Seeds, especially pumpkin, hemp, sesame, and flax seeds are good sources of iron. They contain around 1.2–4.2 mg of iron per two tablespoons. Apart from being iron-rich, they contain a beneficial amount of plant protein, calcium, magnesium, fibre, zinc, selenium, and antioxidants. Also, they are a good source of omega-3 fatty acids.
- Red meat
If you are a non-vegetarian, then eating red meat is perhaps one of the best ways to say goodbye to iron deficiency. 100 g of beef contains 2.7 mg of iron.

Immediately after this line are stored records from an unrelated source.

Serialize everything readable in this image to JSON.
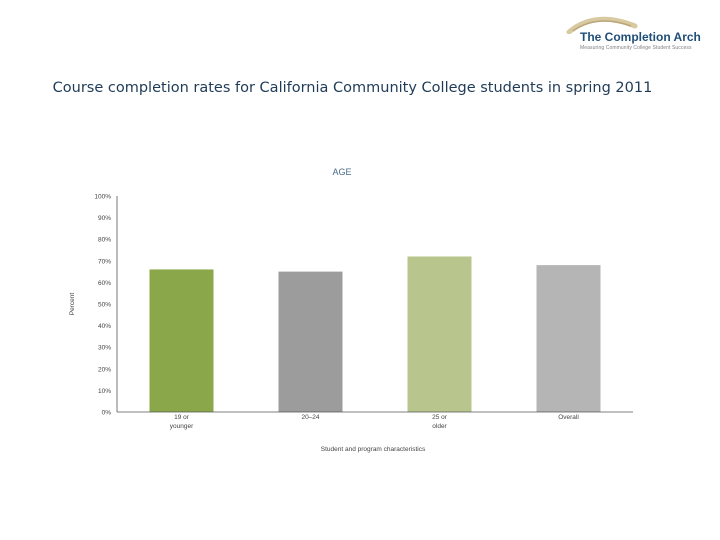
{
  "logo": {
    "name": "The Completion Arch",
    "tagline": "Measuring Community College Student Success"
  },
  "slide_title": "Course completion rates for California Community College students in spring 2011",
  "chart_data": {
    "type": "bar",
    "title": "AGE",
    "xlabel": "Student and program characteristics",
    "ylabel": "Percent",
    "ylim": [
      0,
      100
    ],
    "y_ticks": [
      0,
      10,
      20,
      30,
      40,
      50,
      60,
      70,
      80,
      90,
      100
    ],
    "y_tick_labels": [
      "0%",
      "10%",
      "20%",
      "30%",
      "40%",
      "50%",
      "60%",
      "70%",
      "80%",
      "90%",
      "100%"
    ],
    "categories": [
      [
        "19 or",
        "younger"
      ],
      [
        "20–24"
      ],
      [
        "25 or",
        "older"
      ],
      [
        "Overall"
      ]
    ],
    "values": [
      66,
      65,
      72,
      68
    ],
    "colors": [
      "#8aa84a",
      "#9c9c9c",
      "#b8c68e",
      "#b5b5b5"
    ],
    "grid": false
  }
}
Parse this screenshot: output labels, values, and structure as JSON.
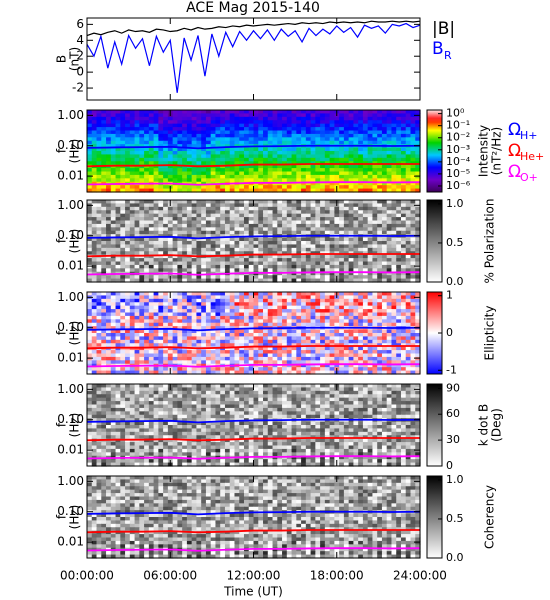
{
  "chart_data": [
    {
      "type": "line",
      "title": "ACE Mag 2015-140",
      "ylabel": [
        "B",
        "(nT)"
      ],
      "xlim": [
        0,
        24
      ],
      "ylim": [
        -3.5,
        6.8
      ],
      "yticks": [
        -2,
        0,
        2,
        4,
        6
      ],
      "x": [
        0,
        0.5,
        1,
        1.5,
        2,
        2.5,
        3,
        3.5,
        4,
        4.5,
        5,
        5.5,
        6,
        6.5,
        7,
        7.5,
        8,
        8.5,
        9,
        9.5,
        10,
        10.5,
        11,
        11.5,
        12,
        12.5,
        13,
        13.5,
        14,
        14.5,
        15,
        15.5,
        16,
        16.5,
        17,
        17.5,
        18,
        18.5,
        19,
        19.5,
        20,
        20.5,
        21,
        21.5,
        22,
        22.5,
        23,
        23.5,
        24
      ],
      "series": [
        {
          "name": "|B|",
          "color": "#000000",
          "values": [
            4.6,
            4.9,
            4.7,
            5.0,
            5.2,
            4.9,
            5.3,
            5.1,
            5.2,
            5.0,
            5.4,
            5.3,
            5.1,
            5.2,
            5.5,
            5.3,
            5.6,
            5.4,
            5.5,
            5.7,
            5.6,
            5.8,
            5.7,
            5.9,
            5.8,
            5.9,
            6.0,
            5.9,
            6.0,
            6.1,
            6.0,
            6.2,
            6.1,
            6.2,
            6.1,
            6.3,
            6.2,
            6.3,
            6.2,
            6.3,
            6.2,
            6.4,
            6.3,
            6.3,
            6.4,
            6.3,
            6.4,
            6.3,
            6.4
          ]
        },
        {
          "name": "B",
          "subscript": "R",
          "color": "#0000ff",
          "values": [
            3.5,
            2.0,
            4.5,
            0.5,
            3.8,
            1.0,
            4.6,
            3.0,
            4.2,
            0.8,
            4.5,
            2.5,
            4.0,
            -2.6,
            4.3,
            1.5,
            4.6,
            -0.5,
            4.8,
            2.0,
            5.0,
            3.2,
            5.1,
            4.0,
            5.2,
            4.2,
            5.3,
            4.0,
            5.4,
            4.5,
            5.2,
            3.8,
            5.5,
            4.6,
            5.4,
            4.8,
            5.8,
            5.0,
            5.6,
            4.4,
            5.9,
            5.5,
            5.8,
            4.9,
            6.0,
            5.8,
            6.1,
            5.6,
            5.9
          ]
        }
      ]
    },
    {
      "type": "spectrogram",
      "ylabel": [
        "f",
        "(Hz)"
      ],
      "log": true,
      "xlim": [
        0,
        24
      ],
      "ylim": [
        0.003,
        1.5
      ],
      "yticks": [
        {
          "value": 0.01,
          "label": "0.01"
        },
        {
          "value": 0.1,
          "label": "0.10"
        },
        {
          "value": 1,
          "label": "1.00"
        }
      ],
      "colorbar": {
        "label": [
          "Intensity",
          "(nT²/Hz)"
        ],
        "log": true,
        "colormap": "rainbow",
        "clim": [
          3.16e-07,
          2.0
        ],
        "ticks": [
          {
            "value": 1,
            "label": "10⁰"
          },
          {
            "value": 0.1,
            "label": "10⁻¹"
          },
          {
            "value": 0.01,
            "label": "10⁻²"
          },
          {
            "value": 0.001,
            "label": "10⁻³"
          },
          {
            "value": 0.0001,
            "label": "10⁻⁴"
          },
          {
            "value": 1e-05,
            "label": "10⁻⁵"
          },
          {
            "value": 1e-06,
            "label": "10⁻⁶"
          }
        ]
      },
      "x": [
        0,
        2,
        4,
        6,
        8,
        10,
        12,
        14,
        16,
        18,
        20,
        22,
        24
      ],
      "series": [
        {
          "name": "Ω",
          "subscript": "H+",
          "color": "#0000ff",
          "values": [
            0.085,
            0.088,
            0.09,
            0.092,
            0.082,
            0.09,
            0.095,
            0.097,
            0.1,
            0.1,
            0.1,
            0.098,
            0.1
          ]
        },
        {
          "name": "Ω",
          "subscript": "He+",
          "color": "#ff0000",
          "values": [
            0.021,
            0.022,
            0.022,
            0.023,
            0.021,
            0.022,
            0.024,
            0.024,
            0.025,
            0.025,
            0.025,
            0.025,
            0.025
          ]
        },
        {
          "name": "Ω",
          "subscript": "O+",
          "color": "#ff00ff",
          "values": [
            0.0053,
            0.0055,
            0.0056,
            0.0057,
            0.0052,
            0.0056,
            0.006,
            0.006,
            0.0062,
            0.0063,
            0.0063,
            0.0062,
            0.0063
          ]
        }
      ]
    },
    {
      "type": "spectrogram",
      "ylabel": [
        "f",
        "(Hz)"
      ],
      "log": true,
      "xlim": [
        0,
        24
      ],
      "ylim": [
        0.003,
        1.5
      ],
      "yticks": [
        {
          "value": 0.01,
          "label": "0.01"
        },
        {
          "value": 0.1,
          "label": "0.10"
        },
        {
          "value": 1,
          "label": "1.00"
        }
      ],
      "colorbar": {
        "label": [
          "% Polarization"
        ],
        "colormap": "gray_r",
        "clim": [
          0,
          1.05
        ],
        "ticks": [
          {
            "value": 0,
            "label": "0.0"
          },
          {
            "value": 0.5,
            "label": "0.5"
          },
          {
            "value": 1,
            "label": "1.0"
          }
        ]
      }
    },
    {
      "type": "spectrogram",
      "ylabel": [
        "f",
        "(Hz)"
      ],
      "log": true,
      "xlim": [
        0,
        24
      ],
      "ylim": [
        0.003,
        1.5
      ],
      "yticks": [
        {
          "value": 0.01,
          "label": "0.01"
        },
        {
          "value": 0.1,
          "label": "0.10"
        },
        {
          "value": 1,
          "label": "1.00"
        }
      ],
      "colorbar": {
        "label": [
          "Ellipticity"
        ],
        "colormap": "bwr",
        "clim": [
          -1.1,
          1.1
        ],
        "ticks": [
          -1,
          0,
          1
        ]
      }
    },
    {
      "type": "spectrogram",
      "ylabel": [
        "f",
        "(Hz)"
      ],
      "log": true,
      "xlim": [
        0,
        24
      ],
      "ylim": [
        0.003,
        1.5
      ],
      "yticks": [
        {
          "value": 0.01,
          "label": "0.01"
        },
        {
          "value": 0.1,
          "label": "0.10"
        },
        {
          "value": 1,
          "label": "1.00"
        }
      ],
      "colorbar": {
        "label": [
          "k dot B",
          "(Deg)"
        ],
        "colormap": "gray_r",
        "clim": [
          0,
          95
        ],
        "ticks": [
          0,
          30,
          60,
          90
        ]
      }
    },
    {
      "type": "spectrogram",
      "ylabel": [
        "f",
        "(Hz)"
      ],
      "log": true,
      "xlim": [
        0,
        24
      ],
      "ylim": [
        0.003,
        1.5
      ],
      "yticks": [
        {
          "value": 0.01,
          "label": "0.01"
        },
        {
          "value": 0.1,
          "label": "0.10"
        },
        {
          "value": 1,
          "label": "1.00"
        }
      ],
      "colorbar": {
        "label": [
          "Coherency"
        ],
        "colormap": "gray_r",
        "clim": [
          0,
          1.05
        ],
        "ticks": [
          {
            "value": 0,
            "label": "0.0"
          },
          {
            "value": 0.5,
            "label": "0.5"
          },
          {
            "value": 1,
            "label": "1.0"
          }
        ]
      },
      "xticks": [
        {
          "value": 0,
          "label": "00:00:00"
        },
        {
          "value": 6,
          "label": "06:00:00"
        },
        {
          "value": 12,
          "label": "12:00:00"
        },
        {
          "value": 18,
          "label": "18:00:00"
        },
        {
          "value": 24,
          "label": "24:00:00"
        }
      ],
      "xlabel": "Time (UT)"
    }
  ]
}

The iron content in red meat is part of a molecule known as heme, and your body tends to absorb heme iron more easily than other forms of this mineral.
- Dried fruits
Prunes, figs, raisins, and apricots are all loaded with iron. 100 g of prunes contain 0.95 mg of iron, figs contain 0.4 mg iron, raisins contain 1 mg iron, and apricots contain 0.4 mg.
When the above-mentioned foods fail to provide the required amount of iron, go for iron supplements. Make sure to ask a doctor before taking iron supplementation for yourself or for your little one. Only an expert doctor will be able to determine the exact dosage according to your situation.